Relearning Sleep

My mind is a noisy place. It processes, analyzes, and tracks things all day long. This has lead to frequent problems with sleeping. Sometime last year I found the perfect image to illustrate the problem:

Image courtesy of https://www.reddit.com/r/funny/comments/aht9e8/thats_how_anxiety_works/ Not certain who the original artist is.

Of course I’ve had the problem for more than the past year. Several years ago I found a way to short circuit the problem. I was laying on the couch with Howard watching a familiar show and I drifted off to sleep. Then when the show was over and we moved upstairs to bed, I found myself wide awake thinking about All The Things. So I grabbed ear buds and a small device capable of streaming the show. I listened to the show while falling asleep. It worked beautifully. I could listen to the voices of familiar characters going through a familiar adventure. It was just interesting enough to keep my mind from wandering into fretting territory, but because I already knew the end of the show I felt no need to stay awake and find out what happened.

This became my nightly habit for several years. I made some changes like downloading episodes onto my device rather than streaming, I pick shows with lots of episodes so that I could work through them slowly. If I listened to a single episode too often, it became so familiar that it was no longer effective at keeping my mind occupied while sleep arrived. There were challenges with earbuds and laying on my side, but I figured those troubles were worth it to simplify sleep. I also kept the volume really low, just on the edge of audibility.

Yet in the past six months the number of inconveniences with my sleep system had increased. Streaming apps got much more rigid about allowing downloads, thus forcing me to stream episodes in order to listen. This meant that instead of playing a single episode and then stopping, the device would play three or four episodes, chewing up bandwidth while I was already asleep. Also even when a show has fifteen seasons, I would eventually reach the end of them. And as my device aged, there were more and more nights where I would lay down to sleep only to discover I had to spend thirty minutes or more troubleshooting the device. Late night tech support when all I want to do is sleep, is the worst.

On top of the logistical concerns, I began to be aware that perhaps drowning out the noise in my head with more noise might be treating a symptom without solving the problem. That perhaps I needed to be addressing and facing the noise in my head rather than trying to keep it at bay. So in the space after the wedding was over, when my executive function was burned out, I began to re-learn sleeping.

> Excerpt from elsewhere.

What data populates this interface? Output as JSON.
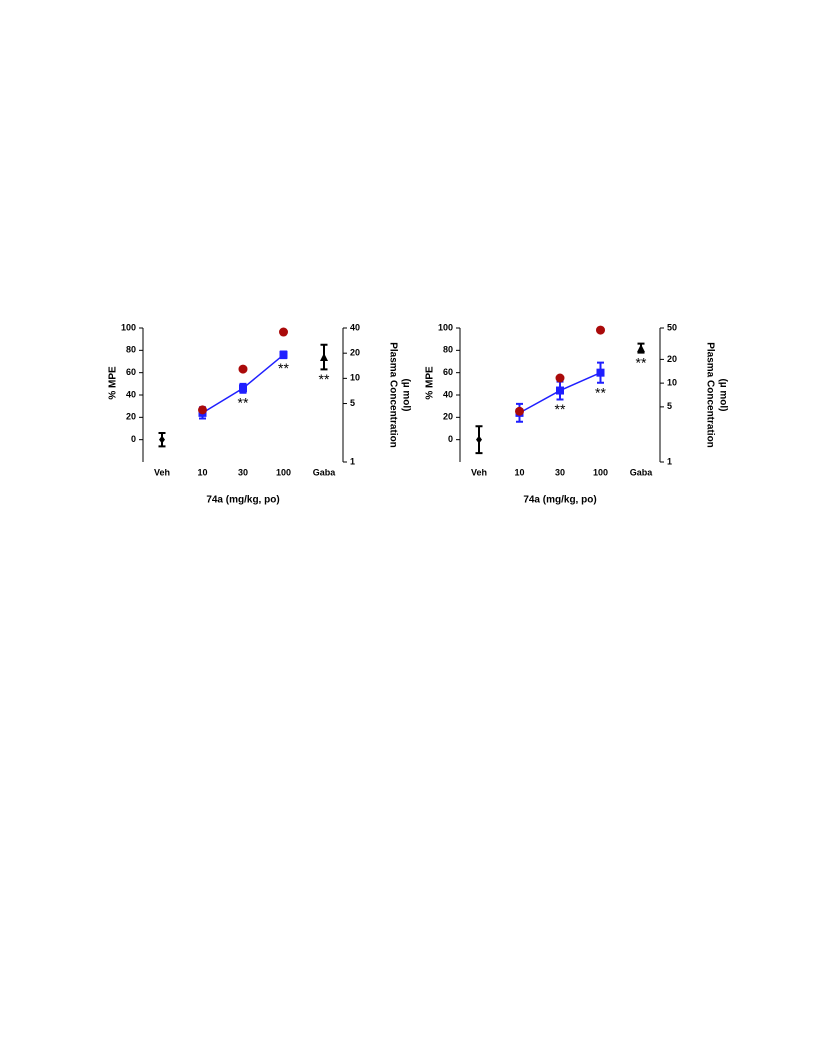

My basic practice right now is that when I’m trying to fall asleep, I use the meditation technique of focusing on my breathing. I pay attention to my breath, to relaxing my muscles, and to feeling the fatigue in my body. When my mind begins to wander into plans for tomorrow or anxieties about the day just past (and it always does) the minute I realize my mind has wandered, I gently pull it back and refocus on breathing again.

It can take me an hour or more to fall asleep using this method, where as listening to a show frequently had me asleep in less than ten minutes. Yet in the few weeks I’ve been practicing, I’m getting better at it. My time-until-asleep has shortened. The key is to be patient with myself and with my body. I have to recognize that practice is required to teach my mind to let go of being in charge long enough to fall asleep. Yet learning this skill doesn’t only help me with sleeping. Every night I am practicing being calm. I am practicing accepting my body and breath as they are. I am practicing letting go. All of these things are skills that are also applicable in my waking life. Remembering I’m practicing skills helps me to be patient with the process.

I don’t know what my future holds. I don’t know when life will hit me with an overwhelming quantity of things to track that lead to insomnia. But I do know that the work I’m putting into re-learning sleep will help me be more centered and focused in facing whatever comes next.